Transitional arrangements 

The estimated rehabilitation cost is initially determined to be the amount of an existing financial assurance for an authority. The calculation of estimated rehabilitation cost will remain under the EP Act, with some amendments.  Details regarding specific calculation are not yet known.  

An authority with an estimated rehabilitation cost equal to or more than $100,000 will continue to be required to provide surety until such time as the scheme manager makes an initial allocation decision. This process will commence with the giving of a transition notice by the scheme manager to the holder of an authority. The transition notice must be given within three years from commencement, and it is understood that the scheme manager will provide guidance as to the likely timeframe that the affected authorities will be issued with a transition notice.

Progressive rehabilitation and closure plans 

By making amendments to the EP Act, Mineral Resources Act 1989 (Qld) (MR Act), and Mineral and Energy Resources (Common Provisions) Act (Qld) 2014, (MERCP Act) the Bill seeks to introduce new obligations on authority holders to require the preparation of a detailed Progressive Rehabilitation and Closure Plan (PRC Plan) for site-specific authorities.  It is not clear at this stage whether similar requirements will apply to petroleum projects in the future. 

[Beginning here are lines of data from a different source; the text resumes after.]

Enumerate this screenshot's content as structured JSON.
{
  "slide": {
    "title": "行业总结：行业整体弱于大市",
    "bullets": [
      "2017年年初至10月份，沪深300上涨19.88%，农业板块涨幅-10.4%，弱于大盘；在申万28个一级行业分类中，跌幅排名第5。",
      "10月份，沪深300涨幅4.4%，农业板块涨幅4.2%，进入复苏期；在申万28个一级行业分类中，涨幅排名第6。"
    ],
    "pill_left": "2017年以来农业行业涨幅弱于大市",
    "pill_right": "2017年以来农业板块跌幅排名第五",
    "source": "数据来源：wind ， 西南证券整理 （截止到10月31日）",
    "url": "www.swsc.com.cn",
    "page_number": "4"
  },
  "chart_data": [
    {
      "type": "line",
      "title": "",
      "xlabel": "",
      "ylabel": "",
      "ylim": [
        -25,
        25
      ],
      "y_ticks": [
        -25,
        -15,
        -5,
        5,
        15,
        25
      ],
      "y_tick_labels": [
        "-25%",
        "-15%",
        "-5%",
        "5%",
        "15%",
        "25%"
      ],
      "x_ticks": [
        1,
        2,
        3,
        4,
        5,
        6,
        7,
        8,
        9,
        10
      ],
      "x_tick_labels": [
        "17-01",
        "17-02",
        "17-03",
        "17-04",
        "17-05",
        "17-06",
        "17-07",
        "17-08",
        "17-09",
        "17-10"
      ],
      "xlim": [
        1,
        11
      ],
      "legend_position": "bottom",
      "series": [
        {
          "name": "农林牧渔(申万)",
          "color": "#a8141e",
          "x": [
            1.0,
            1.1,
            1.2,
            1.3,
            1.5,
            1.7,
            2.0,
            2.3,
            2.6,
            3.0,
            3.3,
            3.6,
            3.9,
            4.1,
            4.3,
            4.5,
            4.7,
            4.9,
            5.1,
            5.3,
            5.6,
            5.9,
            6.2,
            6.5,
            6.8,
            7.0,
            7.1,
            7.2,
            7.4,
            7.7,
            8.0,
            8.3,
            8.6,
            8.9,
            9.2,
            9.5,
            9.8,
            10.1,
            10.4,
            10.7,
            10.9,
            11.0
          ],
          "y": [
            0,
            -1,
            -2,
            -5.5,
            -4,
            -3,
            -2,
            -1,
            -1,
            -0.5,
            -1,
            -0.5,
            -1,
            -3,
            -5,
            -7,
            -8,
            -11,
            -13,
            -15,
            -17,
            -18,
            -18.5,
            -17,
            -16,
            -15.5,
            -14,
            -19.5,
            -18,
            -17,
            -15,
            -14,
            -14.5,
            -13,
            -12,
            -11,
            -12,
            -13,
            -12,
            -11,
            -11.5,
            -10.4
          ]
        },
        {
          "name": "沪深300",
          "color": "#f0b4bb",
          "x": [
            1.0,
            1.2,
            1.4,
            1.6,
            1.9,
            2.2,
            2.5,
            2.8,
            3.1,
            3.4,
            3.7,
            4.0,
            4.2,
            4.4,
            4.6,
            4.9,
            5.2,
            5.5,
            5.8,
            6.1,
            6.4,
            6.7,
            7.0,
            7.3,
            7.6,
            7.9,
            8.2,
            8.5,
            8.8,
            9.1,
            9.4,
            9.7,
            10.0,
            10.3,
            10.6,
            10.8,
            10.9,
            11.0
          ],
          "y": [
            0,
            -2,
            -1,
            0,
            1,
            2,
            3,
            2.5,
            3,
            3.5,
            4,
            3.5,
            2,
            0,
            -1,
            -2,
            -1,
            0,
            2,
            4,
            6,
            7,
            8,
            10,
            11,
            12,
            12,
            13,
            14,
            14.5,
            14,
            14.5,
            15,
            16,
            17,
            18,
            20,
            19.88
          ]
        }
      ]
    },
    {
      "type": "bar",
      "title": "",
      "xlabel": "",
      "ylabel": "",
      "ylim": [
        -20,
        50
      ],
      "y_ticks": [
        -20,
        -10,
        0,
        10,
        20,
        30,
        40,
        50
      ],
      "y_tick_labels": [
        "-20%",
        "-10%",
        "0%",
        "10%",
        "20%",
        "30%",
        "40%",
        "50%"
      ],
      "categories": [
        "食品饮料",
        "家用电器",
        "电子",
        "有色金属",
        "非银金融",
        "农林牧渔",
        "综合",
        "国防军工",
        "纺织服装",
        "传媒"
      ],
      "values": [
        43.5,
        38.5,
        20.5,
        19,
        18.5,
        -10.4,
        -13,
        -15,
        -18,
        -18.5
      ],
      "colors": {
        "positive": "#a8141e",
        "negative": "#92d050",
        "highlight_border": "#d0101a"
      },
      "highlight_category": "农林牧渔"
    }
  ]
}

The main purpose of a PRC Plan is to:

  1. plan for how and where environmentally relevant activities will be carried out on land in a way that maximises the progressive rehabilitation of the land to a stable condition; and
  2. provide for the condition to which the holder must rehabilitate the land before the authority may be surrendered.

A PRC Plan is required to be part of the environmental authority application for a mining lease.

The Bill also requires a Progressive Rehabilitation and Closure Plan Schedule (PRCP Schedule) to be prepared as a specific part of the PRC Plan.  The PRCP Schedule is intended to provide additional detail regarding the rehabilitation objectives described in the PRC Plan, to set rehabilitation milestones and to confirm when each milestone will be met. 

A guideline will be developed to support the requirements for PRC Plans and PRCP Schedules and ensures the structure and content are consistent and comprehensive, and will include information relevant to both new and existing mines, and different commodities.

The Bill also confirms that land rehabilitation will be required as soon as reasonably practicable after land is ‘available for rehabilitation’, which is defined to be land that is not being mined or used for related infrastructure, unless it will be mined within 10 years or has permanent infrastructure that will be retained.

Non-compliance and enforcement

It will be an offence not to comply with a PRC Plan milestones or conditions.

The administering authority can issue an environmental protection order to ensure compliance with a condition of a PRCP schedule.  However, a transitional environmental program cannot be utilised by the administrating authority (or be requested by a proponent) to address non-compliances with PRCP Schedule activities or milestones.  

Transitional provisions

It is intended that these reforms will commence 1 July 2018. 

Within 3 years after commencement, existing site-specific environmental authority holders will be given a notice by the administration authority, stating that the holder must submit a proposed PRC Plan. The notice must specify the date by which the plan must be submitted, it is expected that the timeframe will range between 6 months and 12 months. 

For existing mines with rehabilitation obligations or closure plans included in existing authority conditions, the holder will be asked to translate their authority rehabilitation conditions into milestones and milestone criteria.  For authorities that do not have existing commitments regarding rehabilitation or post mining land use, the process of developing a proposed PRC Plan will require holders to prepare a PRC Plan including rehabilitation objectives, milestones and post mining land uses based on which stage the mining operation is in.

Next steps

With the Labor Gonvernment likely to return, it is anticipated that the Bill will be re-introduced. However, it is unlikely that the proposed start date of 1 July 2018 will be achieved. We will continue to keep you informed of all future developments.